Health Coverage, Not Health Insurance

This is the fourth post in a multi-part series, Insurance Foundations.

Now that we’ve defined what insurance is, and taken a look at what makes something insurable, we can finally turn our attention to health insurance. Or, more properly, health coverage. I often prefer the latter term for a very simple reason: we don’t really have health insurance anymore.

That said, I still use the term “health insurance” at times because it’s the more recognizable phrase.

The reason we don’t really have health insurance anymore is simple: medical costs aren’t insurable.

Medical Costs Violate the Criteria for Insurability

Medical costs violate several of the criteria for insurability that we discussed in the previous post:

  1. Losses are guaranteed. Nearly everyone will need medical care at some point in their lives.
  2. Losses are neither uncertain nor random. Many healthcare expenses are predictable, especially for people managing chronic conditions or ongoing treatment.
  3. Losses can’t be easily quantified. The cost of medical care varies widely depending on the provider, location, and circumstances of treatment.
  4. Losses are predictable and widespread. Routine care, prescriptions, and age-related conditions affect large portions of the population at the same time.
  5. The beneficiary with the insurable interest is unclear. Medical care involves patients, providers, insurers, employers, and government programs, all of whom participate in the financial structure.
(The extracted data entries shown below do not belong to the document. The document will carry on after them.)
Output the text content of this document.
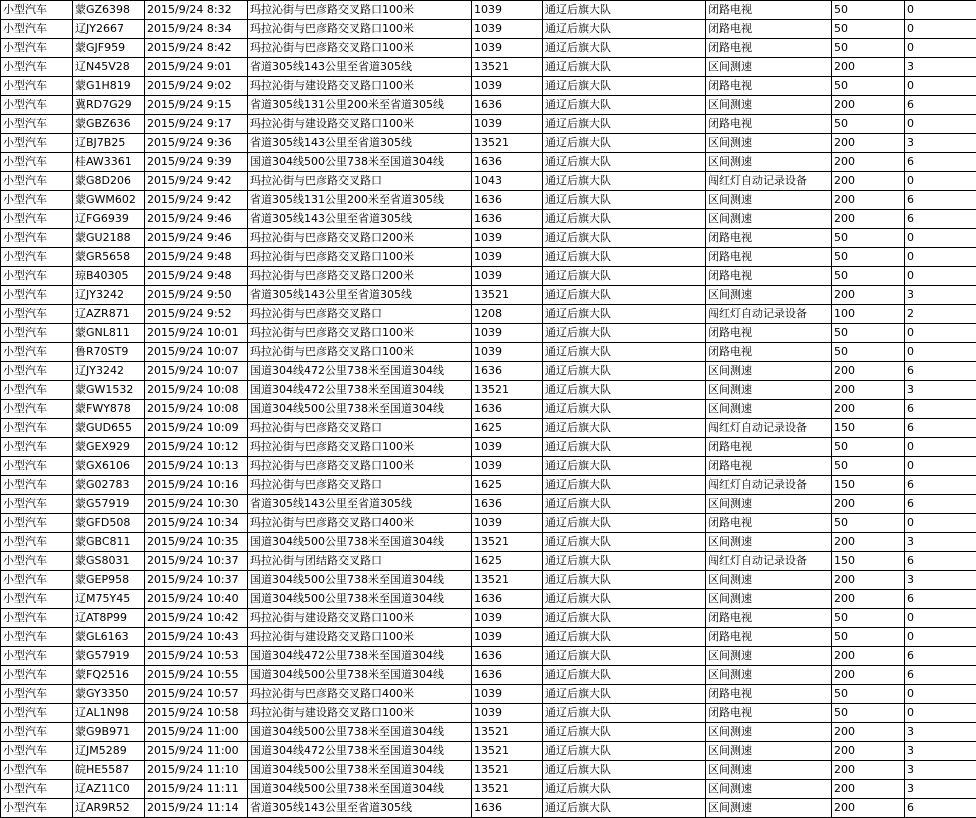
小型汽车	蒙GZ6398	2015/9/24 8:32	玛拉沁街与巴彦路交叉路口100米	1039	通辽后旗大队	闭路电视	50	0
小型汽车	辽JY2667	2015/9/24 8:34	玛拉沁街与巴彦路交叉路口100米	1039	通辽后旗大队	闭路电视	50	0
小型汽车	蒙GJF959	2015/9/24 8:42	玛拉沁街与巴彦路交叉路口100米	1039	通辽后旗大队	闭路电视	50	0
小型汽车	辽N45V28	2015/9/24 9:01	省道305线143公里至省道305线	13521	通辽后旗大队	区间测速	200	3
小型汽车	蒙G1H819	2015/9/24 9:02	玛拉沁街与建设路交叉路口100米	1039	通辽后旗大队	闭路电视	50	0
小型汽车	冀RD7G29	2015/9/24 9:15	省道305线131公里200米至省道305线	1636	通辽后旗大队	区间测速	200	6
小型汽车	蒙GBZ636	2015/9/24 9:17	玛拉沁街与建设路交叉路口100米	1039	通辽后旗大队	闭路电视	50	0
小型汽车	辽BJ7B25	2015/9/24 9:36	省道305线143公里至省道305线	13521	通辽后旗大队	区间测速	200	3
小型汽车	桂AW3361	2015/9/24 9:39	国道304线500公里738米至国道304线	1636	通辽后旗大队	区间测速	200	6
小型汽车	蒙G8D206	2015/9/24 9:42	玛拉沁街与巴彦路交叉路口	1043	通辽后旗大队	闯红灯自动记录设备	200	0
小型汽车	蒙GWM602	2015/9/24 9:42	省道305线131公里200米至省道305线	1636	通辽后旗大队	区间测速	200	6
小型汽车	辽FG6939	2015/9/24 9:46	省道305线143公里至省道305线	1636	通辽后旗大队	区间测速	200	6
小型汽车	蒙GU2188	2015/9/24 9:46	玛拉沁街与巴彦路交叉路口200米	1039	通辽后旗大队	闭路电视	50	0
小型汽车	蒙GR5658	2015/9/24 9:48	玛拉沁街与巴彦路交叉路口100米	1039	通辽后旗大队	闭路电视	50	0
小型汽车	琼B40305	2015/9/24 9:48	玛拉沁街与巴彦路交叉路口200米	1039	通辽后旗大队	闭路电视	50	0
小型汽车	辽JY3242	2015/9/24 9:50	省道305线143公里至省道305线	13521	通辽后旗大队	区间测速	200	3
小型汽车	辽AZR871	2015/9/24 9:52	玛拉沁街与巴彦路交叉路口	1208	通辽后旗大队	闯红灯自动记录设备	100	2
小型汽车	蒙GNL811	2015/9/24 10:01	玛拉沁街与巴彦路交叉路口100米	1039	通辽后旗大队	闭路电视	50	0
小型汽车	鲁R70ST9	2015/9/24 10:07	玛拉沁街与巴彦路交叉路口100米	1039	通辽后旗大队	闭路电视	50	0
小型汽车	辽JY3242	2015/9/24 10:07	国道304线472公里738米至国道304线	1636	通辽后旗大队	区间测速	200	6
小型汽车	蒙GW1532	2015/9/24 10:08	国道304线472公里738米至国道304线	13521	通辽后旗大队	区间测速	200	3
小型汽车	蒙FWY878	2015/9/24 10:08	国道304线500公里738米至国道304线	1636	通辽后旗大队	区间测速	200	6
小型汽车	蒙GUD655	2015/9/24 10:09	玛拉沁街与巴彦路交叉路口	1625	通辽后旗大队	闯红灯自动记录设备	150	6
小型汽车	蒙GEX929	2015/9/24 10:12	玛拉沁街与巴彦路交叉路口100米	1039	通辽后旗大队	闭路电视	50	0
小型汽车	蒙GX6106	2015/9/24 10:13	玛拉沁街与巴彦路交叉路口100米	1039	通辽后旗大队	闭路电视	50	0
小型汽车	蒙G02783	2015/9/24 10:16	玛拉沁街与巴彦路交叉路口	1625	通辽后旗大队	闯红灯自动记录设备	150	6
小型汽车	蒙G57919	2015/9/24 10:30	省道305线143公里至省道305线	1636	通辽后旗大队	区间测速	200	6
小型汽车	蒙GFD508	2015/9/24 10:34	玛拉沁街与巴彦路交叉路口400米	1039	通辽后旗大队	闭路电视	50	0
小型汽车	蒙GBC811	2015/9/24 10:35	国道304线500公里738米至国道304线	13521	通辽后旗大队	区间测速	200	3
小型汽车	蒙GS8031	2015/9/24 10:37	玛拉沁街与团结路交叉路口	1625	通辽后旗大队	闯红灯自动记录设备	150	6
小型汽车	蒙GEP958	2015/9/24 10:37	国道304线500公里738米至国道304线	13521	通辽后旗大队	区间测速	200	3
小型汽车	辽M75Y45	2015/9/24 10:40	国道304线500公里738米至国道304线	1636	通辽后旗大队	区间测速	200	6
小型汽车	辽AT8P99	2015/9/24 10:42	玛拉沁街与建设路交叉路口100米	1039	通辽后旗大队	闭路电视	50	0
小型汽车	蒙GL6163	2015/9/24 10:43	玛拉沁街与建设路交叉路口100米	1039	通辽后旗大队	闭路电视	50	0
小型汽车	蒙G57919	2015/9/24 10:53	国道304线472公里738米至国道304线	1636	通辽后旗大队	区间测速	200	6
小型汽车	蒙FQ2516	2015/9/24 10:55	国道304线500公里738米至国道304线	1636	通辽后旗大队	区间测速	200	6
小型汽车	蒙GY3350	2015/9/24 10:57	玛拉沁街与巴彦路交叉路口400米	1039	通辽后旗大队	闭路电视	50	0
小型汽车	辽AL1N98	2015/9/24 10:58	玛拉沁街与建设路交叉路口100米	1039	通辽后旗大队	闭路电视	50	0
小型汽车	蒙G9B971	2015/9/24 11:00	国道304线500公里738米至国道304线	13521	通辽后旗大队	区间测速	200	3
小型汽车	辽JM5289	2015/9/24 11:00	国道304线472公里738米至国道304线	13521	通辽后旗大队	区间测速	200	3
小型汽车	皖HE5587	2015/9/24 11:10	国道304线500公里738米至国道304线	13521	通辽后旗大队	区间测速	200	3
小型汽车	辽AZ11C0	2015/9/24 11:11	国道304线500公里738米至国道304线	13521	通辽后旗大队	区间测速	200	3
小型汽车	辽AR9R52	2015/9/24 11:14	省道305线143公里至省道305线	1636	通辽后旗大队	区间测速	200	6
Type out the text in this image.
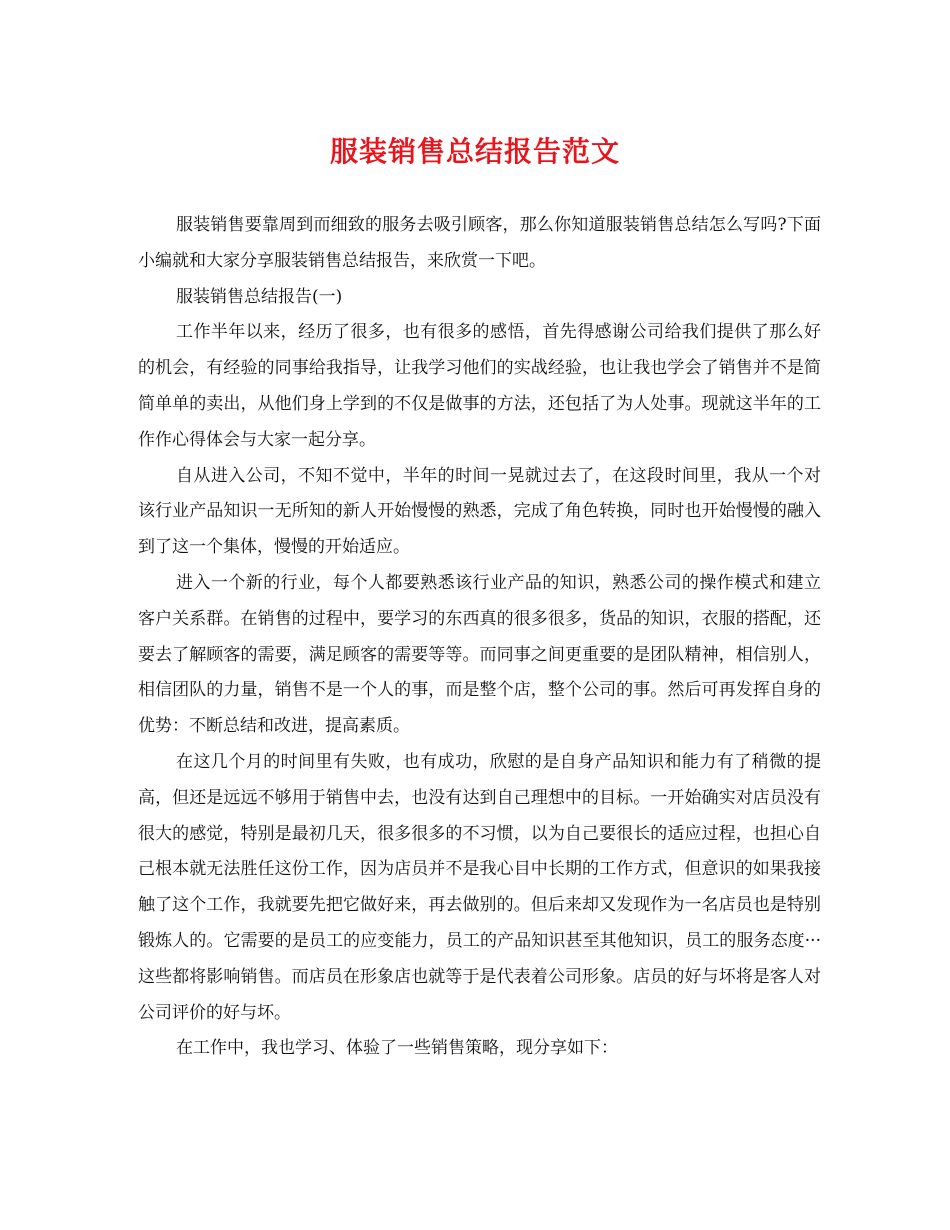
服装销售总结报告范文

服装销售要靠周到而细致的服务去吸引顾客，那么你知道服装销售总结怎么写吗?下面小编就和大家分享服装销售总结报告，来欣赏一下吧。

服装销售总结报告(一)

工作半年以来，经历了很多，也有很多的感悟，首先得感谢公司给我们提供了那么好的机会，有经验的同事给我指导，让我学习他们的实战经验，也让我也学会了销售并不是简简单单的卖出，从他们身上学到的不仅是做事的方法，还包括了为人处事。现就这半年的工作作心得体会与大家一起分享。

自从进入公司，不知不觉中，半年的时间一晃就过去了，在这段时间里，我从一个对该行业产品知识一无所知的新人开始慢慢的熟悉，完成了角色转换，同时也开始慢慢的融入到了这一个集体，慢慢的开始适应。

进入一个新的行业，每个人都要熟悉该行业产品的知识，熟悉公司的操作模式和建立客户关系群。在销售的过程中，要学习的东西真的很多很多，货品的知识，衣服的搭配，还要去了解顾客的需要，满足顾客的需要等等。而同事之间更重要的是团队精神，相信别人，相信团队的力量，销售不是一个人的事，而是整个店，整个公司的事。然后可再发挥自身的优势：不断总结和改进，提高素质。

在这几个月的时间里有失败，也有成功，欣慰的是自身产品知识和能力有了稍微的提高，但还是远远不够用于销售中去，也没有达到自己理想中的目标。一开始确实对店员没有很大的感觉，特别是最初几天，很多很多的不习惯，以为自己要很长的适应过程，也担心自己根本就无法胜任这份工作，因为店员并不是我心目中长期的工作方式，但意识的如果我接触了这个工作，我就要先把它做好来，再去做别的。但后来却又发现作为一名店员也是特别锻炼人的。它需要的是员工的应变能力，员工的产品知识甚至其他知识，员工的服务态度···这些都将影响销售。而店员在形象店也就等于是代表着公司形象。店员的好与坏将是客人对公司评价的好与坏。

在工作中，我也学习、体验了一些销售策略，现分享如下：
How Insurance Got Involved In the First Place

Health insurance as a concept emerged in the early 20th century as an extension of life insurance. In 1929, the Baylor Plan became the first recognizable health coverage plan, and it was structured as an insurance policy. Health insurance became tied to employment during the wage freezes of World War II, when employers had to compete for workers in ways other than higher pay.

A quarter-century after health insurance became tied to employment — and thus widespread as a fringe benefit — there were already strains on the system. The rise of managed care in the 1970s reflected insurers’ attempts to manage those pressures, and can reasonably be considered the point when health insurance began to evolve into health coverage.

How Insurers Coped With the Problem

However, because health coverage was still administered by insurance companies for historical reasons, the carriers turned to the tool they knew best: traditional risk-control methods. These included:

  • Cost Sharing, through tools such as deductibles, coinsurance, and copays, attempts to manage costs both directly (by passing some expenses to the consumer) and indirectly (by creating incentives for patients to seek lower-cost care first).
  • Utilization Management, through mechanisms such as prior authorization, step therapy, and case management, attempts to control how medical services are used by requiring additional review before certain treatments or procedures are approved. Preventive care incentives also fall under this category.
  • Provider Networks, through negotiated contracts with doctors and hospitals, attempt to control the price of care by steering patients toward providers who agree to specific reimbursement rates.

Why It Still Got Worse

By the late 1990s, insurance companies were recognizing that their products weren’t true insurance anymore. This was part of the reasoning behind the introduction of healthcare spending accounts — Flexible Spending Accounts, Medical Savings Accounts, Health Reimbursement Arrangements, and, in the early 2000s, Health Savings Accounts.

The idea behind the use of healthcare spending accounts was that, if health insurance was retooled back into being administered as a true insurance product (frequently called an indemnity plan in industry parlance), that might help control the problem. The spending accounts were meant to incentivize that return.

Over the decades, many of the innovations surrounding health insurance, and later health coverage, worked — for a while, or for certain groups. But none of them changed the core reality at the heart of the problem: medical costs don’t meet the criteria to be insurable risks. Or, in other words, insurance products are the wrong tool for managing them.

In the next post, we’ll take a deeper dive into why this is, how it developed*, and the most current stressors on the market.

* Just to be clear, this series isn’t meant as an apology for insurance carriers. They are still a part of the larger multi-pronged problem, and can still be a part of the solution.